Alt Bischof von St. Gallen: «Hier konnte und kann ich Markus Büchel sein»

Der emeritierte Bischof von St. Gallen lebt heute mit seiner Schwester Lisbeth im früheren Elternhaus, einem umgebauten Bauernhaus, in Rüthi SG. Er schätzt es, im Rheintal mehr als Mensch denn als Kirchenmann wahrgenommen zu werden.

Regula Pfeifer

Seine Rückkehr ins Elternhaus sei eine «Zäsur», ein «Neuanfang». Dies, obwohl er auch in seiner Zeit als Bischof immer wieder ins Haus zurückgekehrt sei. Das sagt der emeritierte Bischof von St. Gallen im Gespräch mit dem «Werdenberger& Obertoggenburger». Die Zeitung hat ihn in seinem Zuhause besucht.

Den Rückzug ins Rheintal hat Markus Büchel immer geschätzt. «Hier konnte ich am Sonntagnachmittag draussen sitzen und die Beine strecken.» Das sei in der Bischofswohnung mitten in St. Gallen anders gewesen. «Da war ich gefangen, es gab keinen Balkon, und kaum trat ich aus der Wohnung, waren da die Touristen und das ganze Trari-Trara auf dem Klosterplatz.»

Bischofsamt gern weitergegeben

Er sei froh gewesen, das Bischofsamt weitergeben zu können, so Büchel. «Ich musste als Bischof oft einfach funktionieren, vieles sind Führungs- und Managementaufgaben.» Das habe ihn viel Kraft gekostet. «Die Emeritierung war auch eine Befreiung.»

Mit der Weihe seines Nachfolgers Beat Grögli im Sommer vor einem Jahr wurde Markus Büchel emeritiert.

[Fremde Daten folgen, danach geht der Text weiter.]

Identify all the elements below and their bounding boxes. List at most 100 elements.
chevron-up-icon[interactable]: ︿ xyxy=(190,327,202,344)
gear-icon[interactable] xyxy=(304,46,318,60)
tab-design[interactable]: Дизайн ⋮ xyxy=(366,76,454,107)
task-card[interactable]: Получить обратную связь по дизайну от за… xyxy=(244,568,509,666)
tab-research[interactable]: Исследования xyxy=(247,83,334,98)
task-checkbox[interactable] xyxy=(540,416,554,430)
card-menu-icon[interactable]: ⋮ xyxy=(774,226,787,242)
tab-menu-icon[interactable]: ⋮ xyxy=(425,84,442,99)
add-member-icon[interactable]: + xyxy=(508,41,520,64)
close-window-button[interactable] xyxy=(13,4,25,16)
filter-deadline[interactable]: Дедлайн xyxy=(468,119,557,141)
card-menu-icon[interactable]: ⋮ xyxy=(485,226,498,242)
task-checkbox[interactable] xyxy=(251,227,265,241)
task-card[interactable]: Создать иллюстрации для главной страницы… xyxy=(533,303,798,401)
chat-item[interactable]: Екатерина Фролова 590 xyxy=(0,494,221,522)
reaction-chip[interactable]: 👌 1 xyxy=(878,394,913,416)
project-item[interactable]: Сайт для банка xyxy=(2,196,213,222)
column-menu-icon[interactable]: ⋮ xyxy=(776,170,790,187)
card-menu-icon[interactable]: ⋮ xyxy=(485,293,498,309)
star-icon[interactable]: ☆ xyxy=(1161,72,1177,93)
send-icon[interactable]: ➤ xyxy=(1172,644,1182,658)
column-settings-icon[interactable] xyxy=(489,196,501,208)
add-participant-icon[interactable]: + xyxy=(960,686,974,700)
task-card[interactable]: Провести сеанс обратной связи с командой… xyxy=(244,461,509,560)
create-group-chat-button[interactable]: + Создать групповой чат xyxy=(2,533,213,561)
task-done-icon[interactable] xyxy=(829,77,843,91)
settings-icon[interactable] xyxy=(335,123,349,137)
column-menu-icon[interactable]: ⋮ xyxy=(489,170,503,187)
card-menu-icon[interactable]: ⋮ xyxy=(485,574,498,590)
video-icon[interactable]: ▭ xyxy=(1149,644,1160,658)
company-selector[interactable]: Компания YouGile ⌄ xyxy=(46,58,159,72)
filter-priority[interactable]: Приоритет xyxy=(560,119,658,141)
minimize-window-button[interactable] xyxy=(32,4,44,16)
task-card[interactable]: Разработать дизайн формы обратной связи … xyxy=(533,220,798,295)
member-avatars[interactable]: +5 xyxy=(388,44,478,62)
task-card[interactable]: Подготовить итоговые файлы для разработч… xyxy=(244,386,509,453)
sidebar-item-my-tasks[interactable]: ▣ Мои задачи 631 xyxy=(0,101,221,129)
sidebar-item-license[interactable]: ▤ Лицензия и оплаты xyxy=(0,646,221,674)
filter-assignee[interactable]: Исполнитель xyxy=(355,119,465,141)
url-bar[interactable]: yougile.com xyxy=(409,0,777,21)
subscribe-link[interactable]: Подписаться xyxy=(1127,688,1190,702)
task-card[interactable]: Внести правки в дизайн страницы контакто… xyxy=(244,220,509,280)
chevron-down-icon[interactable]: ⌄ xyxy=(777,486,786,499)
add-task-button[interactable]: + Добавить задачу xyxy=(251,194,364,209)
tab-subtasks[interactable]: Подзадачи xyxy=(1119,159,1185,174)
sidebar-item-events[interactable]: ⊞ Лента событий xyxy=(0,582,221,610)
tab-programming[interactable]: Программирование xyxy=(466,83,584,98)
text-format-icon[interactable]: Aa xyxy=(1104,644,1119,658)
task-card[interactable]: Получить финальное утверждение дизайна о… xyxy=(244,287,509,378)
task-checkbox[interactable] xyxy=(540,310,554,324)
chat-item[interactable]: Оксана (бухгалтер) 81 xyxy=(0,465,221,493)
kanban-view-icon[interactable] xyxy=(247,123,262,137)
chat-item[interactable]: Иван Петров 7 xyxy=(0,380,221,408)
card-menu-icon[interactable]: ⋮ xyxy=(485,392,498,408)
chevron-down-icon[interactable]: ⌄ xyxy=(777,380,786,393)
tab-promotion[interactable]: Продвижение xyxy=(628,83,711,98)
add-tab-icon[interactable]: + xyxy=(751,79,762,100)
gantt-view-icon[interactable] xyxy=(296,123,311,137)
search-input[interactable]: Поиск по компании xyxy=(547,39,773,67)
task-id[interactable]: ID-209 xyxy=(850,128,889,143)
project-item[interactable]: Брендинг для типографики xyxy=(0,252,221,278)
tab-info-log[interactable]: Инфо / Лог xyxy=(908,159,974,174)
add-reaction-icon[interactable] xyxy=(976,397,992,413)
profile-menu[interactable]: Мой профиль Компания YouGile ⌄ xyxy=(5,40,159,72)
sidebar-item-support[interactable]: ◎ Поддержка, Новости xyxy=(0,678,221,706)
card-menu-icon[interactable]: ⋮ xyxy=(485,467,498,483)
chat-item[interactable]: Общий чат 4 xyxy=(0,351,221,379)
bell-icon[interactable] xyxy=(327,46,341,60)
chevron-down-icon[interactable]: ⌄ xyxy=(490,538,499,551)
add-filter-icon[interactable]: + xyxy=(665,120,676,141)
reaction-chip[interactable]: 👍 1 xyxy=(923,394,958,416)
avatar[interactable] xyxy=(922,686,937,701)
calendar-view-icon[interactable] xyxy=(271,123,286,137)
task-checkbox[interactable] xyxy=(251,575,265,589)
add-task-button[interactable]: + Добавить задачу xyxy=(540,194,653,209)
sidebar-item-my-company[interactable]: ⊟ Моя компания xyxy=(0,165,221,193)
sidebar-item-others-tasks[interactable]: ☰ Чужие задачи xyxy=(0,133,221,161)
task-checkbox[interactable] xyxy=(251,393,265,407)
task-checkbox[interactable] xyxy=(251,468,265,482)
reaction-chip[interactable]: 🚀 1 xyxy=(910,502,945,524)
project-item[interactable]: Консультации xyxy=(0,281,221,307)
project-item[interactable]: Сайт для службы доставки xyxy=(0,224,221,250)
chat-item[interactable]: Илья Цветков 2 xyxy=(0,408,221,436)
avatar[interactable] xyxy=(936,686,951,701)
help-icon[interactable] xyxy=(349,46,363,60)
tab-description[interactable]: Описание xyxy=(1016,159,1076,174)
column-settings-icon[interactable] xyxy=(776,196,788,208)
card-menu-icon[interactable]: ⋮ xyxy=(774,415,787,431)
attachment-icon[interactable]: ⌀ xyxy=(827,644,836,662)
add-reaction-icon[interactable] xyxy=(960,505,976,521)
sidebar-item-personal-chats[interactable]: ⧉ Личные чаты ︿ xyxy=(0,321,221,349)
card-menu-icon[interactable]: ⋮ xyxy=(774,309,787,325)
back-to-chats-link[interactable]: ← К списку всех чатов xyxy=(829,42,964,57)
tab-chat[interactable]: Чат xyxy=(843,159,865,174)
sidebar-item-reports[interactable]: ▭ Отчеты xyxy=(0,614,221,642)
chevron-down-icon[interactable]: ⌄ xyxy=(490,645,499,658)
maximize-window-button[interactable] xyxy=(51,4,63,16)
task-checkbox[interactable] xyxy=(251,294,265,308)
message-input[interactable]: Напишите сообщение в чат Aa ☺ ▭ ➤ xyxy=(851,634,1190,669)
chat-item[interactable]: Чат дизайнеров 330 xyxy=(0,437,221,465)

Seither lebt er mit seiner ledigen Schwester Lisbeth im umgebauten Bauernhaus in Rüthi im Sanktgaller Rheintal, in dem sie beide auch geboren wurden. Lisbeth Büchel hatte ihm bereits bisher den Haushalt geführt.

Büchel bewohnt nun den Hausteil des früheren Elternhauses, in dem früher Stall und Heustock lagen. In St. Gallen wäre er wohl immer wieder auf Themen angesprochen worden, die das Bistum umtreiben, meint er.

Freundschaften pflegen

«Ich konnte und ich kann hier Markus Büchel sein», sagt Büchel über sein Leben im Rheintal. «Ich war hier nie der Bischof. Ich bin hier immer ‹dä Markus›.» Er steht zu seiner bäuerlichen Herkunft. Und er schätzt es, in ein bestehendes Netzwerk zurückgekehrt zu sein. Wobei er zugibt, dass er vermehrt Freundschaften pflegen müsse. Dafür habe er als Bischof kaum Zeit gehabt.

Der emeritierte Bischof geniesst es, im Sommer auf der Terrasse zu sitzen – mit Aussicht auf den Hohen Kasten. Ausserdem liest er viel, jeden Morgen mehrere Zeitungen. Und er vertieft sich in die Schriften und beschäftigt sich als Suchender mit dem Glauben. Kurzzeitig springt er auch für priesterliche Dienste ein – etwa bei Ferienabwesenheiten. Und ausserdem erledigt er mit zusammen seiner Schwester den Grosseinkauf.

Schliesslich überrascht der 77-Jährige den Journalisten des «Werdenberger& Obertoggenburger» mit der Aussage: «Hier bin ich geboren und hier möchte ich sterben.»